In the dream he taunts me and I am impotent with rage. I want to fight, to strike back, to break his teeth all over the floor, to smash his eyeballs into their sockets, to choke him until I can feel his windpipe collapse beneath the weight of my hands, to beat his skull in as hard and as many times as my strength would allow.

In my waking hours I devote a substantial amount of time and energy to being fit, to being strong emotionally and physically. I don't think I am strikingly muscular but I am stronger than your average girl, and I react very combatively toward many situations, though I am learning to reign myself in, to stand down. I feel that I need to pick my battles. Though real life situations too, also often leave me with so much anger.
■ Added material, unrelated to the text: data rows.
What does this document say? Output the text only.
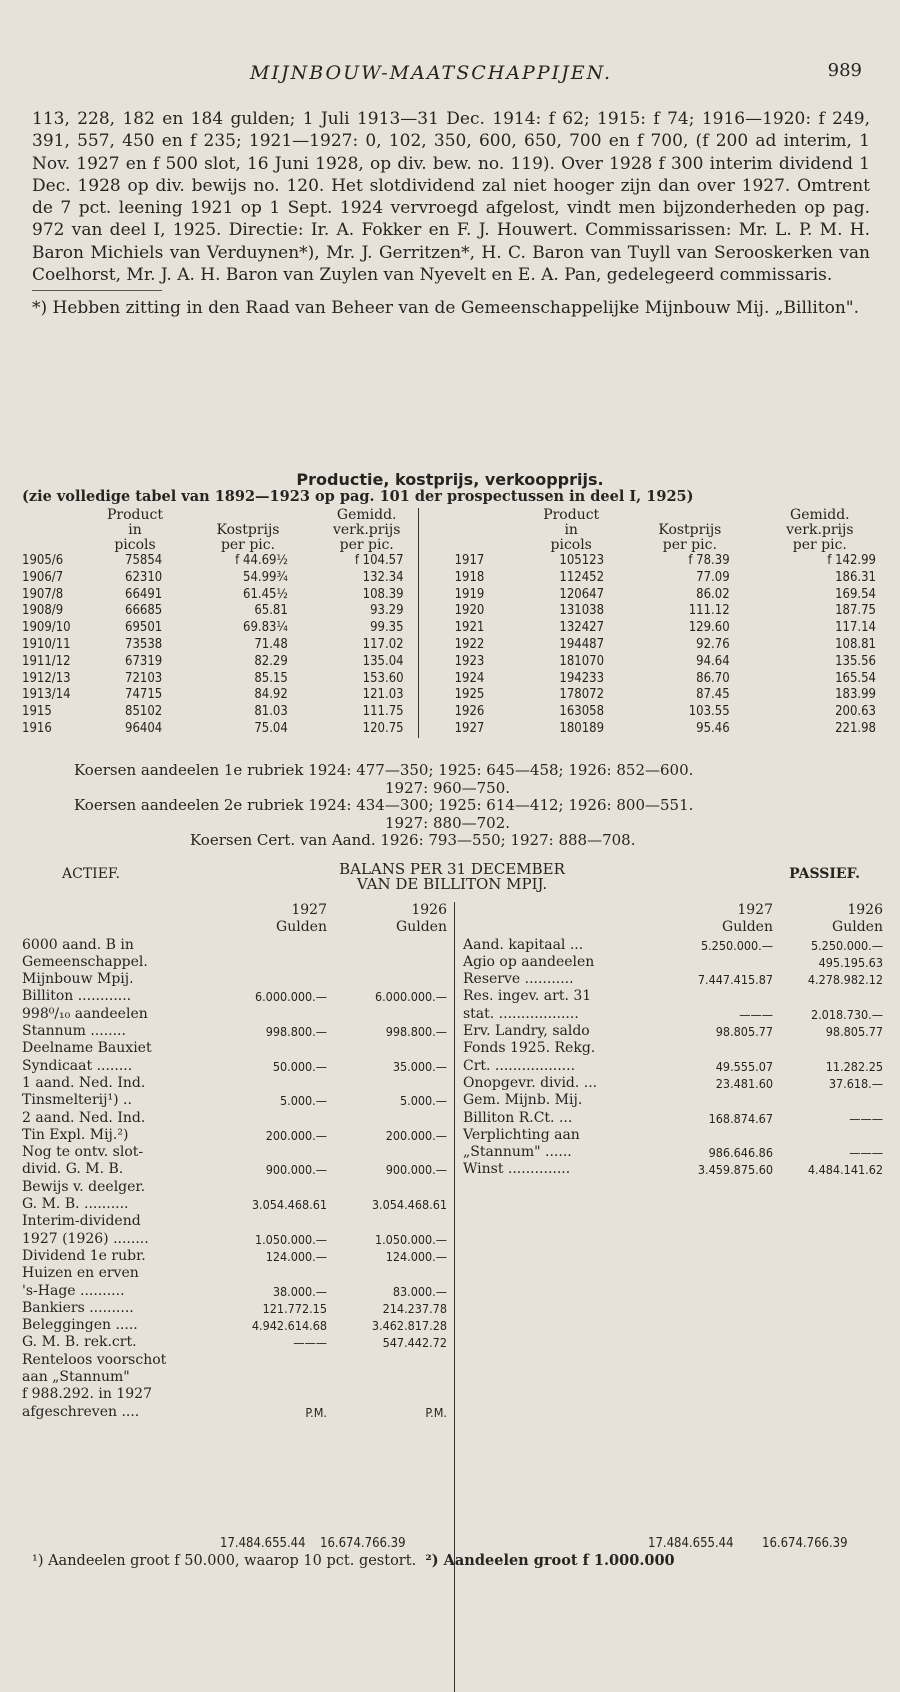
MIJNBOUW-MAATSCHAPPIJEN.	989

113, 228, 182 en 184 gulden; 1 Juli 1913—31 Dec. 1914: f 62; 1915: f 74; 1916—1920: f 249, 391, 557, 450 en f 235; 1921—1927: 0, 102, 350, 600, 650, 700 en f 700, (f 200 ad interim, 1 Nov. 1927 en f 500 slot, 16 Juni 1928, op div. bew. no. 119). Over 1928 f 300 interim dividend 1 Dec. 1928 op div. bewijs no. 120. Het slotdividend zal niet hooger zijn dan over 1927. Omtrent de 7 pct. leening 1921 op 1 Sept. 1924 vervroegd afgelost, vindt men bijzonderheden op pag. 972 van deel I, 1925. Directie: Ir. A. Fokker en F. J. Houwert. Commissarissen: Mr. L. P. M. H. Baron Michiels van Verduynen*), Mr. J. Gerritzen*, H. C. Baron van Tuyll van Serooskerken van Coelhorst, Mr. J. A. H. Baron van Zuylen van Nyevelt en E. A. Pan, gedelegeerd commissaris.

*) Hebben zitting in den Raad van Beheer van de Gemeenschappelijke Mijnbouw Mij. „Billiton".

Productie, kostprijs, verkoopprijs.
(zie volledige tabel van 1892—1923 op pag. 101 der prospectussen in deel I, 1925)
	Product		Gemidd.		Product		Gemidd.
	in	Kostprijs	verk.prijs		in	Kostprijs	verk.prijs
	picols	per pic.	per pic.		picols	per pic.	per pic.
1905/6	75854	f 44.69½	f 104.57	1917	105123	f 78.39	f 142.99
1906/7	62310	54.99¾	132.34	1918	112452	77.09	186.31
1907/8	66491	61.45½	108.39	1919	120647	86.02	169.54
1908/9	66685	65.81	93.29	1920	131038	111.12	187.75
1909/10	69501	69.83¼	99.35	1921	132427	129.60	117.14
1910/11	73538	71.48	117.02	1922	194487	92.76	108.81
1911/12	67319	82.29	135.04	1923	181070	94.64	135.56
1912/13	72103	85.15	153.60	1924	194233	86.70	165.54
1913/14	74715	84.92	121.03	1925	178072	87.45	183.99
1915	85102	81.03	111.75	1926	163058	103.55	200.63
1916	96404	75.04	120.75	1927	180189	95.46	221.98
Koersen aandeelen 1e rubriek 1924: 477—350; 1925: 645—458; 1926: 852—600.
1927: 960—750.
Koersen aandeelen 2e rubriek 1924: 434—300; 1925: 614—412; 1926: 800—551.
1927: 880—702.
Koersen Cert. van Aand. 1926: 793—550; 1927: 888—708.
ACTIEF.	BALANS PER 31 DECEMBER
VAN DE BILLITON MPIJ.
PASSIEF.
	1927	1926
	Gulden	Gulden
6000 aand. B in		
Gemeenschappel.		
Mijnbouw Mpij.		
Billiton ............	6.000.000.—	6.000.000.—
998⁰/₁₀ aandeelen		
Stannum ........	998.800.—	998.800.—
Deelname Bauxiet		
Syndicaat ........	50.000.—	35.000.—
1 aand. Ned. Ind.		
Tinsmelterij¹) ..	5.000.—	5.000.—
2 aand. Ned. Ind.		
Tin Expl. Mij.²)	200.000.—	200.000.—
Nog te ontv. slot-		
divid. G. M. B.	900.000.—	900.000.—
Bewijs v. deelger.		
G. M. B. ..........	3.054.468.61	3.054.468.61
Interim-dividend		
1927 (1926) ........	1.050.000.—	1.050.000.—
Dividend 1e rubr.	124.000.—	124.000.—
Huizen en erven		
's-Hage ..........	38.000.—	83.000.—
Bankiers ..........	121.772.15	214.237.78
Beleggingen .....	4.942.614.68	3.462.817.28
G. M. B. rek.crt.	———	547.442.72
Renteloos voorschot		
aan „Stannum"		
f 988.292. in 1927		
afgeschreven ....	P.M.	P.M.
	1927	1926
	Gulden	Gulden
Aand. kapitaal ...	5.250.000.—	5.250.000.—
Agio op aandeelen		495.195.63
Reserve ...........	7.447.415.87	4.278.982.12
Res. ingev. art. 31		
stat. ..................	———	2.018.730.—
Erv. Landry, saldo	98.805.77	98.805.77
Fonds 1925. Rekg.		
Crt. ..................	49.555.07	11.282.25
Onopgevr. divid. ...	23.481.60	37.618.—
Gem. Mijnb. Mij.		
Billiton R.Ct. ...	168.874.67	———
Verplichting aan		
„Stannum" ......	986.646.86	———
Winst ..............	3.459.875.60	4.484.141.62
17.484.655.44 16.674.766.39	17.484.655.44 16.674.766.39
¹) Aandeelen groot f 50.000, waarop 10 pct. gestort. ²) Aandeelen groot f 1.000.000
The casual misogyny, or unkindness, fills me with rage - and also a sense of impotence because I often don't feel as though what I do or say would ever have an impact on the world around me.

In the dream I lash out. I throw punches as hard as I can but my arms are weak and when they land he laughs as my fists miss the mark or sink down harmlessly. I throw obscenities and abuse and warning but even I can hear the irresolute fear in my voice because I know that I've lost this battle before, and that though I know it is a dream I don't have the wherewithal to control its outcome. He leers at me and laughs condescendingly.
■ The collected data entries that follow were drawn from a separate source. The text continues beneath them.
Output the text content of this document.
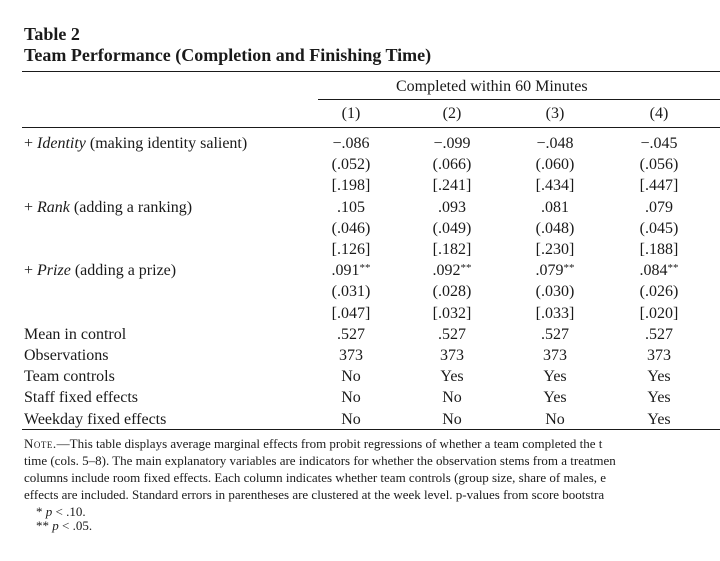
Table 2
Team Performance (Completion and Finishing Time)
Completed within 60 Minutes
(1)	(2)	(3)	(4)
+ Identity (making identity salient)	−.086	−.099	−.048	−.045
(.052)	(.066)	(.060)	(.056)
[.198]	[.241]	[.434]	[.447]
+ Rank (adding a ranking)	.105	.093	.081	.079
(.046)	(.049)	(.048)	(.045)
[.126]	[.182]	[.230]	[.188]
+ Prize (adding a prize)	.091**	.092**	.079**	.084**
(.031)	(.028)	(.030)	(.026)
[.047]	[.032]	[.033]	[.020]
Mean in control	.527	.527	.527	.527
Observations	373	373	373	373
Team controls	No	Yes	Yes	Yes
Staff fixed effects	No	No	Yes	Yes
Weekday fixed effects	No	No	No	Yes
Note.—This table displays average marginal effects from probit regressions of whether a team completed the t
time (cols. 5–8). The main explanatory variables are indicators for whether the observation stems from a treatmen
columns include room fixed effects. Each column indicates whether team controls (group size, share of males, e
effects are included. Standard errors in parentheses are clustered at the week level. p-values from score bootstra
* p < .10.
** p < .05.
Last night I screamed at the top of my voice. A piercing blood-curdling scream. I screamed many times as loudly as I was able and I could feel the air escaping me but no sound came. I knew I was lying in bed, eyes firmly shut, mouth open, screaming silently. He grins without any trace of concern, there is nothing you can do, you can't even defend yourself, you are no threat to me, I can do as I like.

...

I've had this dream for years and I believe that all this impotent rage will only get better when I write honestly about my experiences in the hopes that it can at least make a difference to one person. I need just some small good to come out of this one big bad and I will feel as though I've tipped the balance. I must be the change I wish the see in this world and I refuse to pass on bitterness or fear. To me true empowerment is the moment when I can turn this profound bad and sad into something better.
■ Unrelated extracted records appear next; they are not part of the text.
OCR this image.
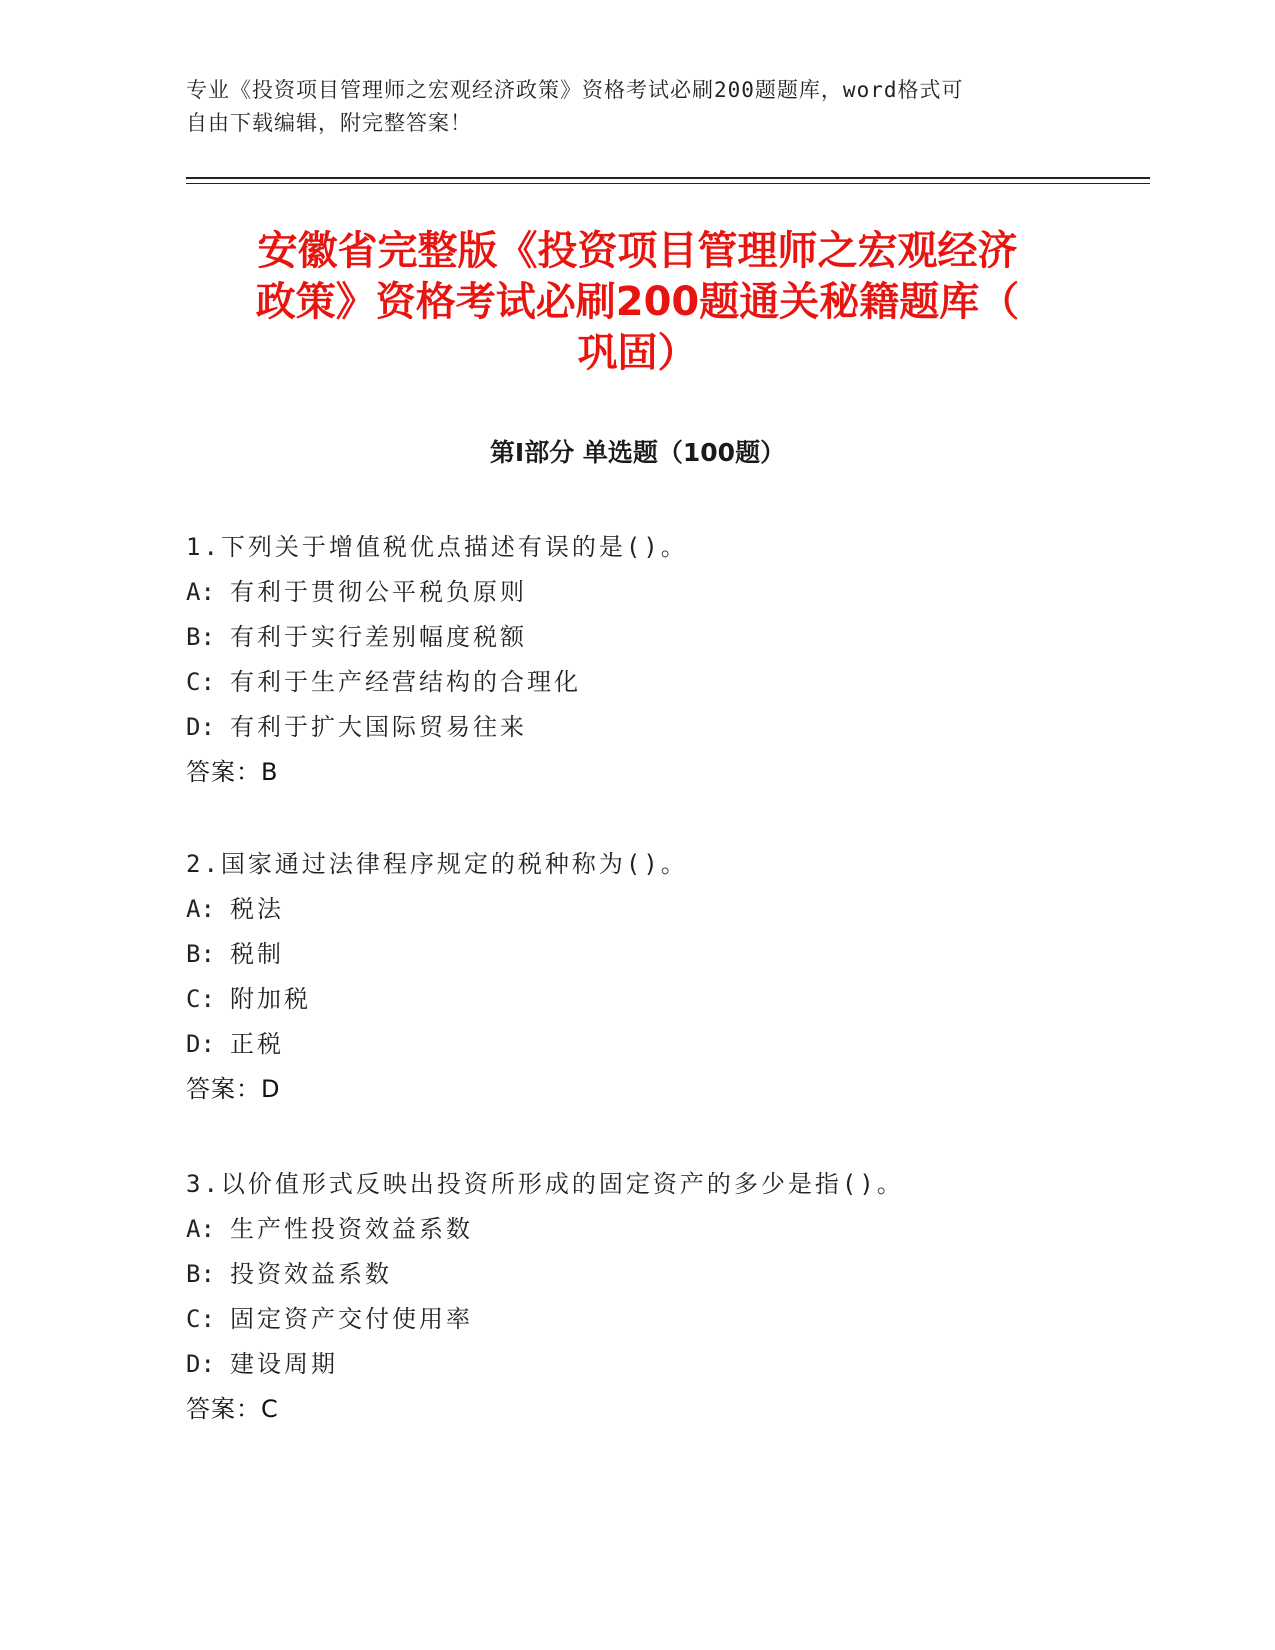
专业《投资项目管理师之宏观经济政策》资格考试必刷200题题库，word格式可
自由下载编辑，附完整答案！
安徽省完整版《投资项目管理师之宏观经济
政策》资格考试必刷200题通关秘籍题库（
巩固）
第Ⅰ部分 单选题（100题）
1.下列关于增值税优点描述有误的是()。
A: 有利于贯彻公平税负原则
B: 有利于实行差别幅度税额
C: 有利于生产经营结构的合理化
D: 有利于扩大国际贸易往来
答案：B
2.国家通过法律程序规定的税种称为()。
A: 税法
B: 税制
C: 附加税
D: 正税
答案：D
3.以价值形式反映出投资所形成的固定资产的多少是指()。
A: 生产性投资效益系数
B: 投资效益系数
C: 固定资产交付使用率
D: 建设周期
答案：C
Until then I hope I never have this dream while dozing on the bus. 

2 comments:

Pseudoangela said...

as edifying as this dream undoubtedly is (in that it spurs me to do things I really think I ought to do), I would really prefer something more mundane tonight. Flying or falling would do quite well. If all else fails, I'll take the zombie apocalypse.

Pseudoangela said...

The other day I was walking my dog early in the morning when there were hardly any people around on the street. There was a middle aged man walking along behind me with a shuffling gait. Somehow the way he walked really reminded me of the way my uncle (the one who abused me) used to shuffle around the house. I could feel my hands bunch up into tight fists. I imagined him catching up with me, and I told myself that this isn't a dream, it's reality, and that I could floor him if I wanted to, if I had to, if I felt threatened.

Then I thought about how he's probably just one of my neighbours, out for morning exercise.

The thing is, sometimes I can't help thinking these crazy things. Just like how sometimes when I see beautiful, vivacious, happy children, I probe myself for feelings of sexual arousal, wondering if I would (as some who talk about childhood sexual abuse predict) turn into a pedophile. Another part of me simply wonders why anyone would be interested in children, because I frankly don't see the attraction.